The more immediate impact is individuals controlling what they can – like leaving their jobs. Portia, 42, has been considering resigning from her corporate job for a while now. Like the lyrics in the song, she’s newly in love and her partner has encouraged her to explore what work she could do outside of her job. The song, she says, moved her “to really look at what’s holding me back, and how I can keep my soul happy.” Before, quitting was a bit of a daydream. But after hearing the song, she thought, “I might actually quit and invest in me.”
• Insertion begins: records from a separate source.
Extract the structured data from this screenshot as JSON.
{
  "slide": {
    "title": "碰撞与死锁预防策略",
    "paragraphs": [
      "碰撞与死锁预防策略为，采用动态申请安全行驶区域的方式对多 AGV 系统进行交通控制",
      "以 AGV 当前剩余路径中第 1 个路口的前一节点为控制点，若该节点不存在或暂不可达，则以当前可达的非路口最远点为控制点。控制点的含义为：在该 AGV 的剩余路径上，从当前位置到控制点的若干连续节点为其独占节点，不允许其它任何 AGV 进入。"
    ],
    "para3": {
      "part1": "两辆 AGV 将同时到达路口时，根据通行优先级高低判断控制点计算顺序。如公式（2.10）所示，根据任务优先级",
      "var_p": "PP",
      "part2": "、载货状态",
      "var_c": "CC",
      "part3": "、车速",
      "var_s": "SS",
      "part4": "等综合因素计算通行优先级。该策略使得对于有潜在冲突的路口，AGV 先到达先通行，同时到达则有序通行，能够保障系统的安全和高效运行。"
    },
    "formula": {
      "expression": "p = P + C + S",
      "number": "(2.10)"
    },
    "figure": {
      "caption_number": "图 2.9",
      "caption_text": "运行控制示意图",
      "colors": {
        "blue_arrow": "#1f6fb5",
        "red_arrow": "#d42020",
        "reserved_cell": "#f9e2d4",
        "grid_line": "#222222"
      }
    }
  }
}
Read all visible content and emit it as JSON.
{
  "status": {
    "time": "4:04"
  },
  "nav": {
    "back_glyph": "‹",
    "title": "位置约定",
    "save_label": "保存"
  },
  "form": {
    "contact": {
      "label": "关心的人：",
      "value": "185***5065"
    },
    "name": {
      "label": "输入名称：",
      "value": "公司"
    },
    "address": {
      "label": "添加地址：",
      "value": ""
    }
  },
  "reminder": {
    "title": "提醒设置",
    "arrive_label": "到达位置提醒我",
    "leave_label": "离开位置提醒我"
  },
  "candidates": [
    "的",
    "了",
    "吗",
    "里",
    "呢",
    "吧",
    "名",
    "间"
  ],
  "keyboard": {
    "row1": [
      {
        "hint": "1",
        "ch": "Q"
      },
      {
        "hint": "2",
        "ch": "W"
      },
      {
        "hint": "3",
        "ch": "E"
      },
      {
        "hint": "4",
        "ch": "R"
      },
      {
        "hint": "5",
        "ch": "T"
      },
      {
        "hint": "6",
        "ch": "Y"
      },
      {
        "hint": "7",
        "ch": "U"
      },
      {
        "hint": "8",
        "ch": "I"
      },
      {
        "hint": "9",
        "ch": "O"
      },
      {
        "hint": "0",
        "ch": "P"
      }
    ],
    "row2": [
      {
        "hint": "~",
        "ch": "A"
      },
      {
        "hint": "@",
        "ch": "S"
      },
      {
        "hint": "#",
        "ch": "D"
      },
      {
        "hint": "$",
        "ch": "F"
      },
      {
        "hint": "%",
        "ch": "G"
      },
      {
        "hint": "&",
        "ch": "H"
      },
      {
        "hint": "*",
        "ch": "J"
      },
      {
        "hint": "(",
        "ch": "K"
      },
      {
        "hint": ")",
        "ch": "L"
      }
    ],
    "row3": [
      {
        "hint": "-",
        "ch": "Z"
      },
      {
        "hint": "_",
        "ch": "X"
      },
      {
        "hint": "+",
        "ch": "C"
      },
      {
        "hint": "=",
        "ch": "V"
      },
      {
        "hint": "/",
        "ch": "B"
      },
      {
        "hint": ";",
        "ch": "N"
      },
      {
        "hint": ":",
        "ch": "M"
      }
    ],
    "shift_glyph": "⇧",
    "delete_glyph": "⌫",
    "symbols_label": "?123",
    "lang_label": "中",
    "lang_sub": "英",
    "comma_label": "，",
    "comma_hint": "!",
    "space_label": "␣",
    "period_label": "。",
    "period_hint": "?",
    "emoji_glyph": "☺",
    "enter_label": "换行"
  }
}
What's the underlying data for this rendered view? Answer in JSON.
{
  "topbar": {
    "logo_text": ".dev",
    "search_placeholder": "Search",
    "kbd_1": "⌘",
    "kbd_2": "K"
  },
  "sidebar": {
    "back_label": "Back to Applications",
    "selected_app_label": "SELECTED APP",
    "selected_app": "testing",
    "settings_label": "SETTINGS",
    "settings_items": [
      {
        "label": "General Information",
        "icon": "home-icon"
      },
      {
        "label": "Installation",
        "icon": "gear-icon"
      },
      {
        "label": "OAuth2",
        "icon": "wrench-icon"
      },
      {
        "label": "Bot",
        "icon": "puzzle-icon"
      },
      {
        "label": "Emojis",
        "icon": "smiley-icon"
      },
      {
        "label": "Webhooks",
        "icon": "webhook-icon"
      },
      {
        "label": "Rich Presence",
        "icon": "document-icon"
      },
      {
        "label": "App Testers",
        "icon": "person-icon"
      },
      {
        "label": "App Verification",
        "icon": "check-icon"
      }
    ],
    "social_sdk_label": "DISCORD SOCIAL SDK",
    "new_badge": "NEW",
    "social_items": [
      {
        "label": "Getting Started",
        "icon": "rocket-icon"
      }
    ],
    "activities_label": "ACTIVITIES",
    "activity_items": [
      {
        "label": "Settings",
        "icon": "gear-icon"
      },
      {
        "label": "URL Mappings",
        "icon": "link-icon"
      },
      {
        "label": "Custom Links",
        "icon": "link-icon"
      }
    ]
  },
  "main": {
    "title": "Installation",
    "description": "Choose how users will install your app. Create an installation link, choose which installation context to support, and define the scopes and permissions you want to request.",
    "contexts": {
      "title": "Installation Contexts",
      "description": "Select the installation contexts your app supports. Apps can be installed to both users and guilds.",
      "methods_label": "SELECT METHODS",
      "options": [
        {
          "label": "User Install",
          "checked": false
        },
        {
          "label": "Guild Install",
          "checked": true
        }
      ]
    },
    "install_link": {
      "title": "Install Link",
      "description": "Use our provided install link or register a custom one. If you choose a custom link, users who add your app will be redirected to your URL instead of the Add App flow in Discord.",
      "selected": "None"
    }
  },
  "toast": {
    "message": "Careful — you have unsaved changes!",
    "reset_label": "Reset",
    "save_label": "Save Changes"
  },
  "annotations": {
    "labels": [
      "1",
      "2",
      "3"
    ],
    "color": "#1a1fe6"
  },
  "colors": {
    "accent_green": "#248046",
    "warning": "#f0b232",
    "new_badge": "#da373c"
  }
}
This is what experts call “The Beyoncé Effect.” Professor Adrienne Trier-Bieniek, editor of the 2016 book The Beyoncé Effect: Essays on Sexuality, Race and Feminism, weighed in on why messaging from Beyoncé hits harder than messaging from any other famous person. Beyoncé is super smart and savvy, and she’s tapping into the reality that people are rethinking their lives after living through years of COVID, Trier-Bieniek argues. “She’s saying, ‘It’s okay if you feel this way, you’re entitled to these feelings.’ That’s what makes her a powerful performer—she really does tell people, especially Black women, ‘You are wonderful the way you are, you don’t need to change that.’” Trier-Bieniek cites Toi Derricotte, a Black woman poet who is often associated with Beyoncé through a line in Derricotte’s work: “Joy is an act of resistance.”

Jahelis, a 28-year-old who quit her job one day before “Break My Soul,” felt something similar: validation. She felt underpaid and poorly treated, but after quitting, she started panicking. Then she heard the song. 

“Do you understand how insane it feels to have Beyoncé herself affirming your life decisions?” she tells GLAMOUR. “Adulthood is terrifying, and I thought by this age I would have more answers to life, that I would know what I was doing by now. And I don’t. Every moment of every day is just spent questioning myself and my choices and asking if I’m doing the right thing with no response. Well: not this time.”